Lauzon goes off as a bigger underdog on MMA Playground's betting game than in any major online book, and at +235 is an appealing option as a straight play who is not wrongly an underdog, but is still undervalued and as such worth a look. For straight picking there is also an added appeal that, if Lauzon is to win, you can be fairly confident of the method. His strength in submissions and weakness in cardio means that if you hit on the 5 points for picking the right fighter, there's a good chance you will get at least a bonus 3 for either round or method, and likely the full 11 point score for a perfect selection. In eight wins, picking Lauzon by round one submission would be good for at least 8 points in all but one bout, and hit a full bingo four times for 73 of a possible 88 points (83-percent of possible points.)

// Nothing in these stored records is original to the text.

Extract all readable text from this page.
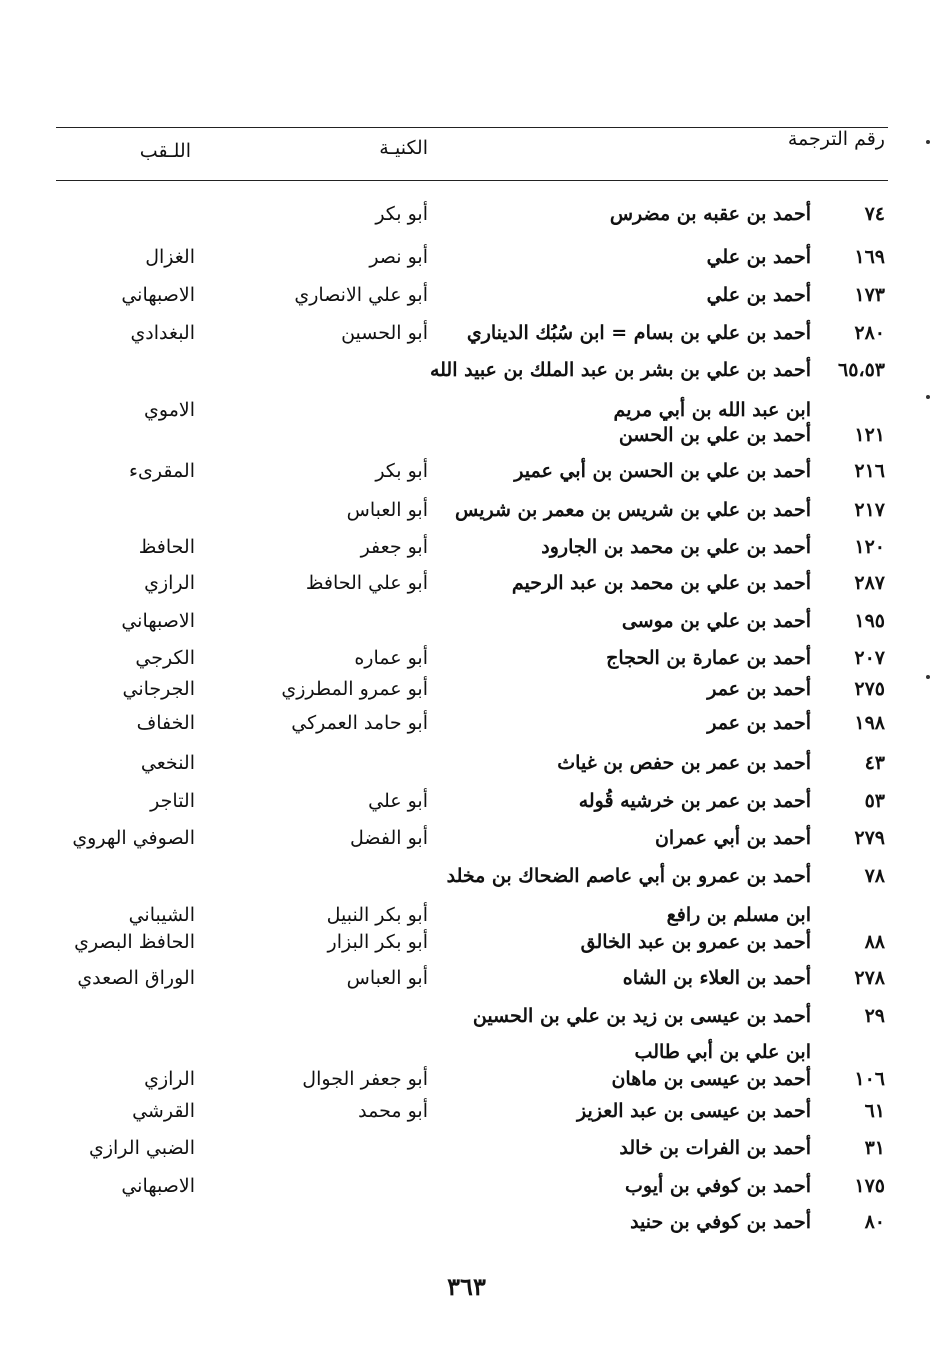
رقم الترجمة
الكنيـة
اللـقب
٧٤
أحمد بن عقبه بن مضرس
أبو بكر
١٦٩
أحمد بن علي
أبو نصر
الغزال
١٧٣
أحمد بن علي
أبو علي الانصاري
الاصبهاني
٢٨٠
أحمد بن علي بن بسام = ابن سُبُك الديناري
أبو الحسين
البغدادي
٦٥،٥٣
أحمد بن علي بن بشر بن عبد الملك بن عبيد الله
ابن عبد الله بن أبي مريم
الاموي
١٢١
أحمد بن علي بن الحسن
٢١٦
أحمد بن علي بن الحسن بن أبي عمير
أبو بكر
المقرىء
٢١٧
أحمد بن علي بن شريس بن معمر بن شريس
أبو العباس
١٢٠
أحمد بن علي بن محمد بن الجارود
أبو جعفر
الحافظ
٢٨٧
أحمد بن علي بن محمد بن عبد الرحيم
أبو علي الحافظ
الرازي
١٩٥
أحمد بن علي بن موسى
الاصبهاني
٢٠٧
أحمد بن عمارة بن الحجاج
أبو عماره
الكرجي
٢٧٥
أحمد بن عمر
أبو عمرو المطرزي
الجرجاني
١٩٨
أحمد بن عمر
أبو حامد العمركي
الخفاف
٤٣
أحمد بن عمر بن حفص بن غياث
النخعي
٥٣
أحمد بن عمر بن خرشيه قُوله
أبو علي
التاجر
٢٧٩
أحمد بن أبي عمران
أبو الفضل
الصوفي الهروي
٧٨
أحمد بن عمرو بن أبي عاصم الضحاك بن مخلد
ابن مسلم بن رافع
أبو بكر النبيل
الشيباني
٨٨
أحمد بن عمرو بن عبد الخالق
أبو بكر البزار
الحافظ البصري
٢٧٨
أحمد بن العلاء بن الشاه
أبو العباس
الوراق الصعدي
٢٩
أحمد بن عيسى بن زيد بن علي بن الحسين
ابن علي بن أبي طالب
١٠٦
أحمد بن عيسى بن ماهان
أبو جعفر الجوال
الرازي
٦١
أحمد بن عيسى بن عبد العزيز
أبو محمد
القرشي
٣١
أحمد بن الفرات بن خالد
الضبي الرازي
١٧٥
أحمد بن كوفي بن أيوب
الاصبهاني
٨٠
أحمد بن كوفي بن حنيد
٣٦٣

Anthony Pettis analysis after the jump.
Pettis is the former WEC lightweight champion, and was expected to unify the lightweight belts after the merger only to be done in by poor luck and a deficiency in takedown defense. Like Lauzon, Pettis is known for putting on exciting bouts, and as the only man to defeat title challenger Ben Henderson under the Zuffa banner, a win coupled with a Benson victory in the main event and Pettis could be in line for a rematch with the UFC gold on the line this time.

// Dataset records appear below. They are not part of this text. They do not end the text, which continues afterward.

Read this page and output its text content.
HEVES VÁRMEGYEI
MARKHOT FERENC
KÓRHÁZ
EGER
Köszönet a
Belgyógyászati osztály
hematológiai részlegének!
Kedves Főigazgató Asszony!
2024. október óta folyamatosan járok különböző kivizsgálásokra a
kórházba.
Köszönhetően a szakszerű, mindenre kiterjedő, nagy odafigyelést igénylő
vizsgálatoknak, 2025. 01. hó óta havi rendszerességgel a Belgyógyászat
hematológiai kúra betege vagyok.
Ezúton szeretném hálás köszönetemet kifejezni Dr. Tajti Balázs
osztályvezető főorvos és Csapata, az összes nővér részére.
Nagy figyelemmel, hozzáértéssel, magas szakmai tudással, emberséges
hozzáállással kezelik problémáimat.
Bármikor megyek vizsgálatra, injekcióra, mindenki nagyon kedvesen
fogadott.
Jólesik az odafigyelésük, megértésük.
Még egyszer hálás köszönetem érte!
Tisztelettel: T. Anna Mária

Pettis earned his shot at the WEC belt by putting together three straight wins after a split decision defeat to Bart Palaszewski, stopping Danny Castillo, Alex Karalexis and Shane Roller in the first, second and third rounds, respectively. The title fight was closely contested and with the minutes winding down, Pettis landed the famous "Showtime Kick" by springing off the cage and delivering a head kick with the same leg, dropping Henderson. While Henderson recovered, it was enough to cement the round, and fight, for Pettis. The win was to earn a shot at the winner of Frankie Edgar vs. Gray Maynard II, but when the fight ended in a draw, then the rematch was delayed by injuries to both men, Pettis took on Clay Guida instead, ending up on the wrong side of a takedown clinic. Pettis struggled at times in his follow up with Jeremy Stephens, but was ultimately able to do enough to earn the split decision.
Strengths and Weaknesses
Pettis fights under Duke Roufus and has the dangerous stand up to go with such a pedigree. In addition to throwing strikes which are both fast and accurate, as Pettis showed against Henderson he is capable of throwing unique strikes that his opponents simply do not see coming. On the ground Pettis has an offensive guard where he is comfortable attempting chains of submissions in an attempt to earn the submission off of his back. Unfortunately for Pettis, Guida showed that if an opponent is able to resist the submissions, that Pettis struggles to remain on his feet against a good wrestler, which can be a liability against a fighter like Lauzon who has the superior BJJ chops.
The counterbalance to Lauzon's slight undervaluing is a bit of an overvaluing of Pettis, making him less attractive for a bet. While he is rightly the favorite, at -255 you will have to invest a lot of money to make any kind of profit, which is a risky play when a fighter's biggest weakness is his opponent's greatest strength and he also hasn't shown the best ability to stay away from that weak area. Should Pettis manage to withstand the early Lauzon storm, he becomes a prohibitive favorite, and has the striking rate to work toward a TKO in the second round of the fight.